Kristi Noem Visits Oregon ICE Center Amid Right-Wing Figures
The South Dakota governor, who holds the position of the homeland security secretary, conducted a tour the Immigration and Customs Enforcement (ICE) office in the city of Portland on this week. While there, she witnessed a small protest outside, which stands in stark contrast to the intense "siege" claimed by former President Donald Trump.
Joined by Conservative Influencers
Governor Noem was accompanied by a group of right-wing figures who were driven from the airport to the facility in her security detail. Her department has published increasingly belligerent digital updates showing federal officers performing immigration raids and deploying chemical irritants at demonstrators.
Demonstration Details
Officers established a perimeter outside the building in the Portland's waterfront district before the secretary’s visit. Several individuals, among them one wearing a costume of a fowl and another as a baby shark, were maintained behind barriers.
Music was audible from a protest encampment nearby, with a refrain about Donald Trump and allegations. A demonstrator called out to a government videographer documenting from the facility's roof, questioning whether the Department of Homeland Security had been renamed the "ministry of propaganda".
Media Access
Members of the press from nonpartisan publications were also kept at the barrier outside, while the partisan influencers in Noem’s entourage—three right-wing influencers—shared digital content of the Noem participating in federal officers in religious observance inside, offering a pep talk, and advising a member of the Oregon National Guard to "Get ready".
Recent Rulings
The secretary has repeated the former president's assertions that the handful of protesters—who have assembled in their limited groups outside the ICE facility since June, including one in an frog outfit—are "radicals" who have placed the building "under siege", making the deployment of government forces necessary.
However, on Saturday, a federal judge in the city prevented Trump’s effort to nationalize local militia, determining that the Trump's claims that the mostly calm city was "burning to the ground" were "untethered to the facts".
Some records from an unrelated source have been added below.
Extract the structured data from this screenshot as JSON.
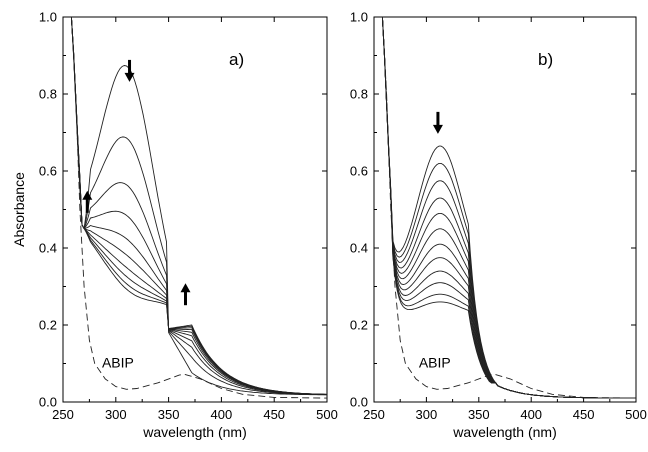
{
  "chart_data": [
    {
      "type": "line",
      "panel_label": "a)",
      "xlabel": "wavelength (nm)",
      "ylabel": "Absorbance",
      "xlim": [
        250,
        500
      ],
      "ylim": [
        0.0,
        1.0
      ],
      "x_ticks": [
        "250",
        "300",
        "350",
        "400",
        "450",
        "500"
      ],
      "y_ticks": [
        "0.0",
        "0.2",
        "0.4",
        "0.6",
        "0.8",
        "1.0"
      ],
      "reference_label": "ABIP",
      "annotations": [
        {
          "kind": "arrow-down",
          "x": 313,
          "y": 0.86
        },
        {
          "kind": "arrow-up",
          "x": 273,
          "y": 0.52
        },
        {
          "kind": "arrow-up",
          "x": 366,
          "y": 0.28
        }
      ],
      "params": {
        "peak": [
          0.8,
          0.6,
          0.47,
          0.385,
          0.32,
          0.275,
          0.24,
          0.215,
          0.195,
          0.18
        ],
        "center": 311,
        "width": 35,
        "plateau": 0.2
      },
      "ref_series": {
        "style": "dashed",
        "x": [
          258,
          262,
          266,
          270,
          275,
          280,
          290,
          300,
          310,
          320,
          340,
          360,
          365,
          380,
          400,
          420,
          450,
          500
        ],
        "y": [
          1.0,
          0.8,
          0.5,
          0.3,
          0.16,
          0.1,
          0.06,
          0.04,
          0.033,
          0.035,
          0.05,
          0.07,
          0.072,
          0.06,
          0.035,
          0.02,
          0.012,
          0.01
        ]
      }
    },
    {
      "type": "line",
      "panel_label": "b)",
      "xlabel": "wavelength (nm)",
      "ylabel": "",
      "xlim": [
        250,
        500
      ],
      "ylim": [
        0.0,
        1.0
      ],
      "x_ticks": [
        "250",
        "300",
        "350",
        "400",
        "450",
        "500"
      ],
      "y_ticks": [
        "0.0",
        "0.2",
        "0.4",
        "0.6",
        "0.8",
        "1.0"
      ],
      "reference_label": "ABIP",
      "annotations": [
        {
          "kind": "arrow-down",
          "x": 311,
          "y": 0.725
        }
      ],
      "params": {
        "peak": [
          0.665,
          0.62,
          0.575,
          0.53,
          0.49,
          0.45,
          0.41,
          0.375,
          0.34,
          0.31,
          0.28,
          0.26
        ],
        "center": 313,
        "width": 30,
        "plateau": 0.04
      },
      "ref_series": {
        "style": "dashed",
        "x": [
          258,
          262,
          266,
          270,
          275,
          280,
          290,
          300,
          310,
          320,
          340,
          360,
          365,
          380,
          400,
          420,
          450,
          500
        ],
        "y": [
          1.0,
          0.8,
          0.5,
          0.3,
          0.16,
          0.1,
          0.06,
          0.04,
          0.033,
          0.035,
          0.05,
          0.07,
          0.072,
          0.06,
          0.035,
          0.02,
          0.012,
          0.01
        ]
      }
    }
  ]
}
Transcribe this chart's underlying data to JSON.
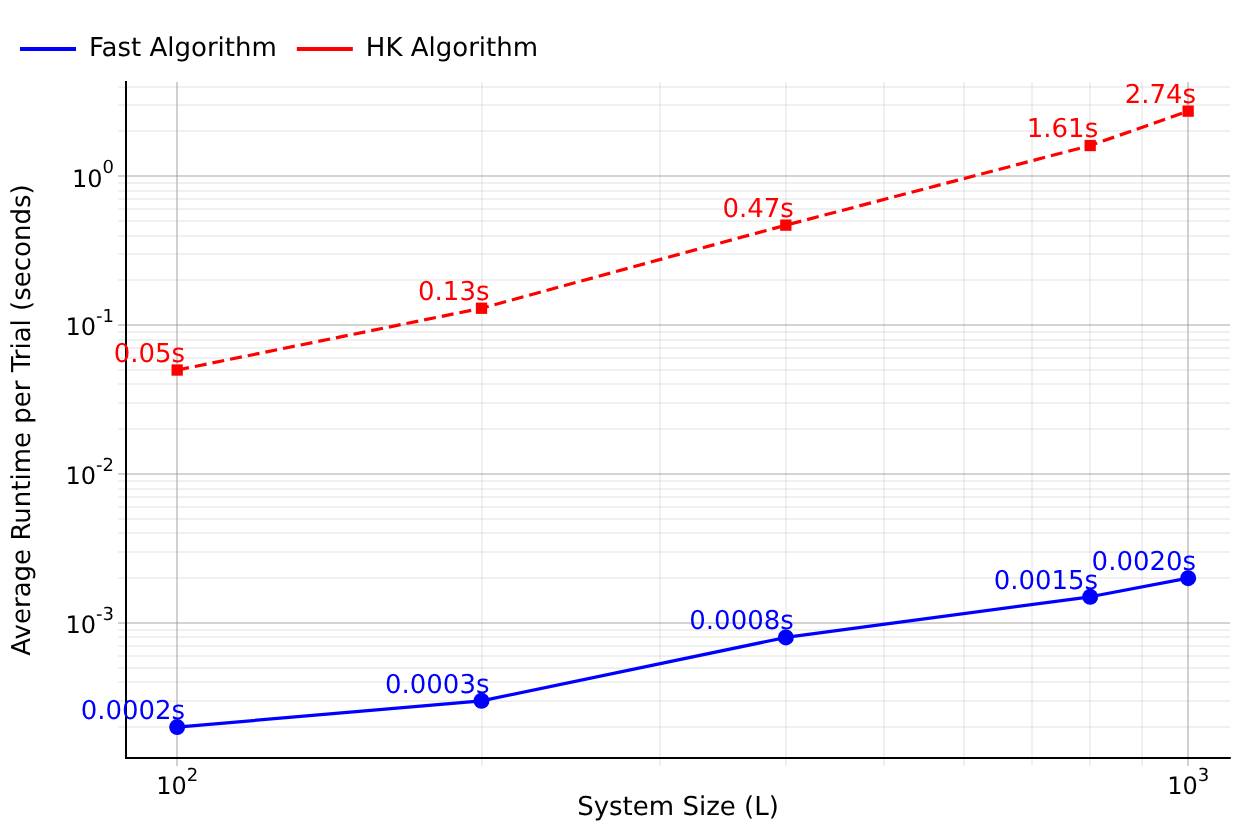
{
  "chart_data": {
    "type": "line",
    "xlabel": "System Size (L)",
    "ylabel": "Average Runtime per Trial (seconds)",
    "log": "xy",
    "grid": true,
    "legend": "top left",
    "x": [
      100,
      200,
      400,
      800,
      1000
    ],
    "series": [
      {
        "name": "Fast Algorithm",
        "color": "#0000ff",
        "marker": "circle",
        "line_style": "solid",
        "values": [
          0.0002,
          0.0003,
          0.0008,
          0.0015,
          0.002
        ],
        "value_labels": [
          "0.0002s",
          "0.0003s",
          "0.0008s",
          "0.0015s",
          "0.0020s"
        ]
      },
      {
        "name": "HK Algorithm",
        "color": "#ff0000",
        "marker": "square",
        "line_style": "dashed",
        "values": [
          0.05,
          0.13,
          0.47,
          1.61,
          2.74
        ],
        "value_labels": [
          "0.05s",
          "0.13s",
          "0.47s",
          "1.61s",
          "2.74s"
        ]
      }
    ],
    "xlim": [
      89,
      1100
    ],
    "ylim": [
      0.000124,
      4.3
    ],
    "xticks": [
      {
        "value": 100,
        "label": "10$^{2}$"
      },
      {
        "value": 200,
        "label": null
      },
      {
        "value": 300,
        "label": null
      },
      {
        "value": 400,
        "label": null
      },
      {
        "value": 500,
        "label": null
      },
      {
        "value": 600,
        "label": null
      },
      {
        "value": 700,
        "label": null
      },
      {
        "value": 800,
        "label": null
      },
      {
        "value": 900,
        "label": null
      },
      {
        "value": 1000,
        "label": "10$^{3}$"
      }
    ],
    "yticks": [
      {
        "value": 0.0002,
        "label": null
      },
      {
        "value": 0.0003,
        "label": null
      },
      {
        "value": 0.0004,
        "label": null
      },
      {
        "value": 0.0005,
        "label": null
      },
      {
        "value": 0.0006,
        "label": null
      },
      {
        "value": 0.0007,
        "label": null
      },
      {
        "value": 0.0008,
        "label": null
      },
      {
        "value": 0.0009,
        "label": null
      },
      {
        "value": 0.001,
        "label": "10$^{-3}$"
      },
      {
        "value": 0.002,
        "label": null
      },
      {
        "value": 0.003,
        "label": null
      },
      {
        "value": 0.004,
        "label": null
      },
      {
        "value": 0.005,
        "label": null
      },
      {
        "value": 0.006,
        "label": null
      },
      {
        "value": 0.007,
        "label": null
      },
      {
        "value": 0.008,
        "label": null
      },
      {
        "value": 0.009,
        "label": null
      },
      {
        "value": 0.01,
        "label": "10$^{-2}$"
      },
      {
        "value": 0.02,
        "label": null
      },
      {
        "value": 0.03,
        "label": null
      },
      {
        "value": 0.04,
        "label": null
      },
      {
        "value": 0.05,
        "label": null
      },
      {
        "value": 0.06,
        "label": null
      },
      {
        "value": 0.07,
        "label": null
      },
      {
        "value": 0.08,
        "label": null
      },
      {
        "value": 0.09,
        "label": null
      },
      {
        "value": 0.1,
        "label": "10$^{-1}$"
      },
      {
        "value": 0.2,
        "label": null
      },
      {
        "value": 0.3,
        "label": null
      },
      {
        "value": 0.4,
        "label": null
      },
      {
        "value": 0.5,
        "label": null
      },
      {
        "value": 0.6,
        "label": null
      },
      {
        "value": 0.7,
        "label": null
      },
      {
        "value": 0.8,
        "label": null
      },
      {
        "value": 0.9,
        "label": null
      },
      {
        "value": 1,
        "label": "10$^{0}$"
      },
      {
        "value": 2,
        "label": null
      },
      {
        "value": 3,
        "label": null
      },
      {
        "value": 4,
        "label": null
      }
    ]
  }
}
The next day, the same judge, the magistrate—who was nominated to the judiciary by Donald Trump—expanded her order to prohibit guard members from any jurisdiction from being deployed in the city. She acted after he answered to her previous decision by attempting to send members of the California National Guard to the state.
Escalating Tensions
After Donald Trump highlighted the small but persistent gathering outside the ICE facility and made unsubstantiated allegations that the city is "battle-scarred", a growing number of his followers, including right-wing figures, have appeared to face the individuals.
A number of these encounters have resulted in scuffles and brawls, resulting in arrests by the local law enforcement. One influencer was taken into custody after he tried to force his way a protest encampment on a pavement near the office and was part of an altercation over an U.S. flag. He had previously seized the banner from a protester who was destroying it.
Legal accusations against Sortor were eventually dismissed after an backlash in right-wing outlets induced the chief of the legal unit of the Justice Department, a department official, to suggest a review of the Portland Police Bureau over claimed anti-conservative bias.
Two individuals the influencer was involved in an altercation with still are under legal scrutiny.
Authorities' Comments
On Sunday, Oregon’s governor, Tina Kotek, alleged DHS agents in the ICE facility of trying to antagonize the crowds by using unnecessary levels of chemical irritants in a populated area and bringing in right-wing personalities to record the crowd from the roof of the building. "Their actions are meant to provoke," Kotek said.
Several of those right-wing personalities were described in a official record last month as "opposing demonstrators" who "repeatedly come back and provoke the demonstrators until they are attacked or pepper sprayed" and decline "ongoing instructions from law enforcement to stay away from" the demonstrators.
Influencer Activities
One influencer, a ex-reporter who reinvented himself as a right-wing commentator after being fired from a media outlet for ethical violations, shared footage of the secretary observing from the top of the site at the small group of protesters below, including an individual who wears a fowl suit to ridicule the former president. He described the footage of the secretary inspecting the calm environment below: "Secretary Noem confronts Antifa militants and a costumed protester".
In spite of the contrast between the allegations from Trump and Noem that this ICE field office is "under siege" from "domestic terrorists" and clear visual evidence of a handful of demonstrators in peaceful clothing, the figures with Noem continued to describe the group as threatening extremists.
Official Engagement
On site, the secretary also engaged with the law enforcement head, Bob Day, who has been portrayed as "liberal" in partisan press for allowing his officers to arrest Sortor. In a social media update on the meeting, Benny Johnson stated that the official had "aligned with violent ANTIFA militants attacking journalists and officers outside ICE facility".
Her security detail then exited the facility past a handful of individuals on the nearby road, including one dressed as a animal wearing a hat.